Under the new FAFSA rules just announced by the Obama administration, students entering or returning to college in 2017 and beyond will be able to submit their FAFSA as early as October 1st of the year before they enter college. What this means is that students will be reporting their family’s salary and tax information for 2015 if they are entering or returning to college in 2017/18. It also means, however, that financial planning to lower college costs must begin even earlier.
Families With Students Entering College in 2016 Will Use 2015 Tax Returns Two Years In A Row
If you think this—the first of many new FAFSA rules—is confusing, you are not alone.
Here’s the bottom line:
Since the new FAFSA rules do not go into effect until the 2017/18 academic year, parents who have a student entering college in 2016 will be able to use the salary and tax information for 2015 two years in a row.
This transition period could be a huge benefit to many families, especially those who own a business.
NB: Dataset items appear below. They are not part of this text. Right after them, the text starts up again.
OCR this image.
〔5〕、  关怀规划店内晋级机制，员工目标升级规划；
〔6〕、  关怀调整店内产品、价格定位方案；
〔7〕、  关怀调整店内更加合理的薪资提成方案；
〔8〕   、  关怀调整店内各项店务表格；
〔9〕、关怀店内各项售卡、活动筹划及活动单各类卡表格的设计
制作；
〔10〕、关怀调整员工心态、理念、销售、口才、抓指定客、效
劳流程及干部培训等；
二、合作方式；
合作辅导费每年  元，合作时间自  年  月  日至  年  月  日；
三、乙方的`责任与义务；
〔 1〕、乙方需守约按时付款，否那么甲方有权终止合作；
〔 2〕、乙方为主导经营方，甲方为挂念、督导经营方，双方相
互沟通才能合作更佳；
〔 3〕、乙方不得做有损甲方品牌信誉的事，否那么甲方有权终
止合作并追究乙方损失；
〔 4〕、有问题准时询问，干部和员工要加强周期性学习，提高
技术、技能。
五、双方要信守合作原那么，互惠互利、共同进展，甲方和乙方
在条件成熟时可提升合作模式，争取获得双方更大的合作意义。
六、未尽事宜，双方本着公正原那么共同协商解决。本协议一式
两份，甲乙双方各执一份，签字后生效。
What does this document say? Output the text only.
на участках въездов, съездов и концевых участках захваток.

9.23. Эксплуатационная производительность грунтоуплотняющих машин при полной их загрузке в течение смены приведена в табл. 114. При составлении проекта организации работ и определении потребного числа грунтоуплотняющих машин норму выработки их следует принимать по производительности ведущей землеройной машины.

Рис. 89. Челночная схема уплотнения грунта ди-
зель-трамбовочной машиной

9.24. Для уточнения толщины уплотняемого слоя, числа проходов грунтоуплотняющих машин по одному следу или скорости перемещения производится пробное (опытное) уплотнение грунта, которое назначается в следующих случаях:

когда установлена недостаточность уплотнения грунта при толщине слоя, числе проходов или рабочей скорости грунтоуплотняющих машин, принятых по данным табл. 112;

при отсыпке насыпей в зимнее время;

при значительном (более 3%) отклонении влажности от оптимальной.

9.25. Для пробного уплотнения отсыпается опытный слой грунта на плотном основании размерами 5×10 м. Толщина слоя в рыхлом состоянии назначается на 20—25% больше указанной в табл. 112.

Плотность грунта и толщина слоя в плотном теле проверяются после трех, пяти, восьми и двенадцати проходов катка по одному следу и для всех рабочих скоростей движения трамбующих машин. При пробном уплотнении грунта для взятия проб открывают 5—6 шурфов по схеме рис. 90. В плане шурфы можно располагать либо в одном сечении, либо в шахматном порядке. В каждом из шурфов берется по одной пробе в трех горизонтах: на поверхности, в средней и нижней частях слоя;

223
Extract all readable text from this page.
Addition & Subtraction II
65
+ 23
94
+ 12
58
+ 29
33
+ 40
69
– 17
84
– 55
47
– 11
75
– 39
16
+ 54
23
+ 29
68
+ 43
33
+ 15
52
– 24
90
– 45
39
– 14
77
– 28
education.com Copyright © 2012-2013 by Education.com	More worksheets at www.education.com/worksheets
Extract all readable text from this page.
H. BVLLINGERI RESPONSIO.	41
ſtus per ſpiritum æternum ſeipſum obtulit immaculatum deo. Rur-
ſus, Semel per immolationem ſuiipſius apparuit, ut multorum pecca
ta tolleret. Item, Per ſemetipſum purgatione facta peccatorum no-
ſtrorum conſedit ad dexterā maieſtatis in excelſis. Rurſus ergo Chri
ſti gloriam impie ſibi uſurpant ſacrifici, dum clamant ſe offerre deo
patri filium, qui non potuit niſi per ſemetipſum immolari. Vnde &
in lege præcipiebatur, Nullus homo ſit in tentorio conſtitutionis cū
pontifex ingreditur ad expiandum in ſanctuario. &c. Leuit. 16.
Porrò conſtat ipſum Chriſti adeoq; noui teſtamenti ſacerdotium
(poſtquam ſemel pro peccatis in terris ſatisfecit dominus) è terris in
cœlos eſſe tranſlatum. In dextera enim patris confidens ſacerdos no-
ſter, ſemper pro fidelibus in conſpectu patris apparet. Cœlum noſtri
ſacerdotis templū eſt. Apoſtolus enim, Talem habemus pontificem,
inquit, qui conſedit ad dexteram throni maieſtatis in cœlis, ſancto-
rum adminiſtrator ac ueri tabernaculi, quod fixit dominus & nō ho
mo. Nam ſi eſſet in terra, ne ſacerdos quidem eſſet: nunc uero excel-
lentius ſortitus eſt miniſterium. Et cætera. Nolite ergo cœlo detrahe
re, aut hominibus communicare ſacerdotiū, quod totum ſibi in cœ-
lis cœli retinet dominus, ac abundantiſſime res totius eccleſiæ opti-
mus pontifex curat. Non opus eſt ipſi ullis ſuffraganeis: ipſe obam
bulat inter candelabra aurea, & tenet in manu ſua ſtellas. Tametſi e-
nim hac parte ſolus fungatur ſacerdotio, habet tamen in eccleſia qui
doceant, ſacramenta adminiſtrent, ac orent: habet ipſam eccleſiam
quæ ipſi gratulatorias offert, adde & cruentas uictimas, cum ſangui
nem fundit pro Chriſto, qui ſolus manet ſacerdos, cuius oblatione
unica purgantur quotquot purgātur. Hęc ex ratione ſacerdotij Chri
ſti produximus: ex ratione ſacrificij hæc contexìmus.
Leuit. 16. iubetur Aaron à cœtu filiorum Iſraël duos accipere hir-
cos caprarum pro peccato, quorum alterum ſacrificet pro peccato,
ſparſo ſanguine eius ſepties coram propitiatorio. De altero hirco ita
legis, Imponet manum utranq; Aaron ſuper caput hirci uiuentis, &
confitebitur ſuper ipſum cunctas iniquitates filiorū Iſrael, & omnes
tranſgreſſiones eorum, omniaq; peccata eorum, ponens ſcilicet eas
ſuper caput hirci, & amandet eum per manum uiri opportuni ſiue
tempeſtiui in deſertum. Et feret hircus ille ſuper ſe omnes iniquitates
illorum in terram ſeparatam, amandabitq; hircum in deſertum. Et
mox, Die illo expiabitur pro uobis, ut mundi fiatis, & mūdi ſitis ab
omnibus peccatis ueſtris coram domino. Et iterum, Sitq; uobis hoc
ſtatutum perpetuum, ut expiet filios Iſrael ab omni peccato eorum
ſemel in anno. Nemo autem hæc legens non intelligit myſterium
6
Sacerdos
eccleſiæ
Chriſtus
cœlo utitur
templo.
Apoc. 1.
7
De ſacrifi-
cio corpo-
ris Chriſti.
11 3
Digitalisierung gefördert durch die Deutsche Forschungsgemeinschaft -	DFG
They will be able to accelerate business expenses and/or postpone revenue to reduce income in 2015 and benefit from those moves two years in a row.
It is important to stress, however, that families may not report the same asset values on their FAFSA two years in a row. The total value of the assets you report on any FAFSA must represent their current value at the time you fill out the FAFSA.
Other Advantages to the New FAFSA Rules
There are also other advantages to the new FAFSA rules. Since colleges usually send out acceptance letters in October and November, under the new rules they will also be able to send out their award letters at the same time. In other words, a family will no longer have to wait until March of the following year to know what they will have to pay their top choice school.
Before you get too excited about this benefit, however, we’ll have to see if most of the colleges also change their deadlines for FAFSA submission. My guess is that a lot of colleges will still wait until the spring before they send their award letters.
Another advantage of the new rule is that families will no longer have to estimate the numbers on their FAFSA and update them later using the IRS Retrieval Tool. They will now be able to use actual numbers from the previous year and use the IRS Retrieval Tool which will complete a large portion of the FAFSA for them.
Disadvantages to the New FAFSA Rules
The tendency for families to procrastinate is already a problem when it comes to taking advantage of financial strategies that may be available to them.
Under the new rule, parents—who tend to already wait too long to begin the college planning process—will now have to start the process much earlier or miss out on implementing financial strategies they can use to reduce costs.
The rule change means that families should really begin their college financial planning in their student’s freshman year. That’s because some strategies (such as the acceleration of retirement or charitable contributions), can only be implemented in the year prior to the new base year.
This all means that you should begin your planning as soon as your student enters high school. You should certainly start no later than the beginning of your student’s sophomore year. Good luck!